Retirement Savings Options: Comparing IRA and 401(k)
This article compares IRA and 401(k) retirement plans, highlighting key differences such as employer sponsorship, contribution limits, tax implications, and eligibility criteria. Understanding these distinctions can help you make informed decisions for a secure retirement. The piece emphasizes important factors like employer matching, tax advantages, and income restrictions, guiding readers to choose the best savings strategy tailored to their needs.

Retirement Planning: IRA vs 401(k) Explained
IRA and 401(k) are two popular retirement savings vehicles. Making an uninformed choice without understanding their differences may cause financial inconveniences later. While subtle, key distinctions between these options can significantly impact your retirement strategy.
A primary difference is that 401(k) plans are employer-sponsored, meaning only employees of a company offering this plan can contribute. On the other hand, IRAs are accessible independently of employment, allowing anyone to open an IRA account. Additionally, some 401(k) plans include employer match contributions, whereas IRAs do not.

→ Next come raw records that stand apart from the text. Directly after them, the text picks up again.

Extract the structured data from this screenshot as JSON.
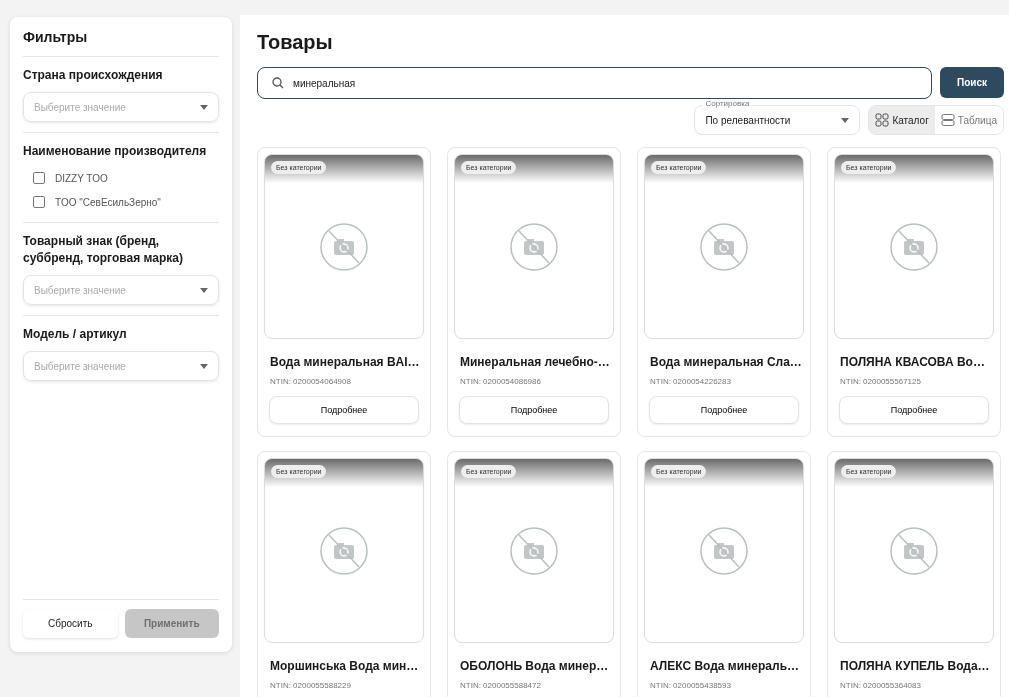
{
  "filters": {
    "title": "Фильтры",
    "sections": [
      {
        "kind": "select",
        "label": "Страна происхождения",
        "placeholder": "Выберите значение"
      },
      {
        "kind": "checklist",
        "label": "Наименование производителя",
        "options": [
          {
            "label": "DIZZY TOO",
            "checked": false
          },
          {
            "label": "TOO \"СевЕсильЗерно\"",
            "checked": false
          }
        ]
      },
      {
        "kind": "select",
        "label": "Товарный знак (бренд, суббренд, торговая марка)",
        "placeholder": "Выберите значение"
      },
      {
        "kind": "select",
        "label": "Модель / артикул",
        "placeholder": "Выберите значение"
      }
    ],
    "reset_button": "Сбросить",
    "apply_button": {
      "label": "Применить",
      "disabled": true
    }
  },
  "page_title": "Товары",
  "search": {
    "value": "минеральная",
    "button": "Поиск"
  },
  "sort": {
    "label": "Сортировка",
    "value": "По релевантности"
  },
  "view_tabs": [
    {
      "label": "Каталог",
      "kind": "grid",
      "selected": true
    },
    {
      "label": "Таблица",
      "kind": "rows",
      "selected": false
    }
  ],
  "products": [
    {
      "category": "Без категории",
      "name": "Вода минеральная BAI…",
      "ntin": "NTIN: 0200054064908",
      "button": "Подробнее"
    },
    {
      "category": "Без категории",
      "name": "Минеральная лечебно-…",
      "ntin": "NTIN: 0200054086986",
      "button": "Подробнее"
    },
    {
      "category": "Без категории",
      "name": "Вода минеральная Сла…",
      "ntin": "NTIN: 0200054226283",
      "button": "Подробнее"
    },
    {
      "category": "Без категории",
      "name": "ПОЛЯНА КВАСОВА Во…",
      "ntin": "NTIN: 0200055567125",
      "button": "Подробнее"
    },
    {
      "category": "Без категории",
      "name": "Моршинська Вода мин…",
      "ntin": "NTIN: 0200055588229"
    },
    {
      "category": "Без категории",
      "name": "ОБОЛОНЬ Вода минер…",
      "ntin": "NTIN: 0200055588472"
    },
    {
      "category": "Без категории",
      "name": "АЛЕКС Вода минераль…",
      "ntin": "NTIN: 0200055438593"
    },
    {
      "category": "Без категории",
      "name": "ПОЛЯНА КУПЕЛЬ Вода…",
      "ntin": "NTIN: 0200055364083"
    }
  ]
}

Both 401(k) and traditional IRAs involve pre-tax contributions with taxes deferred until withdrawal. In contrast, Roth IRAs are funded with after-tax dollars, allowing tax-free withdrawals. Contribution limits vary, with 401(k)s offering higher caps, especially for those over 60. As of 2017, annual contribution limits for 401(k)s were $18,000, increased to $24,000 for seniors, while Roth IRAs had a limit of $5,500, with possible increases. Income restrictions also apply to Roth IRAs, excluding high earners above specific thresholds.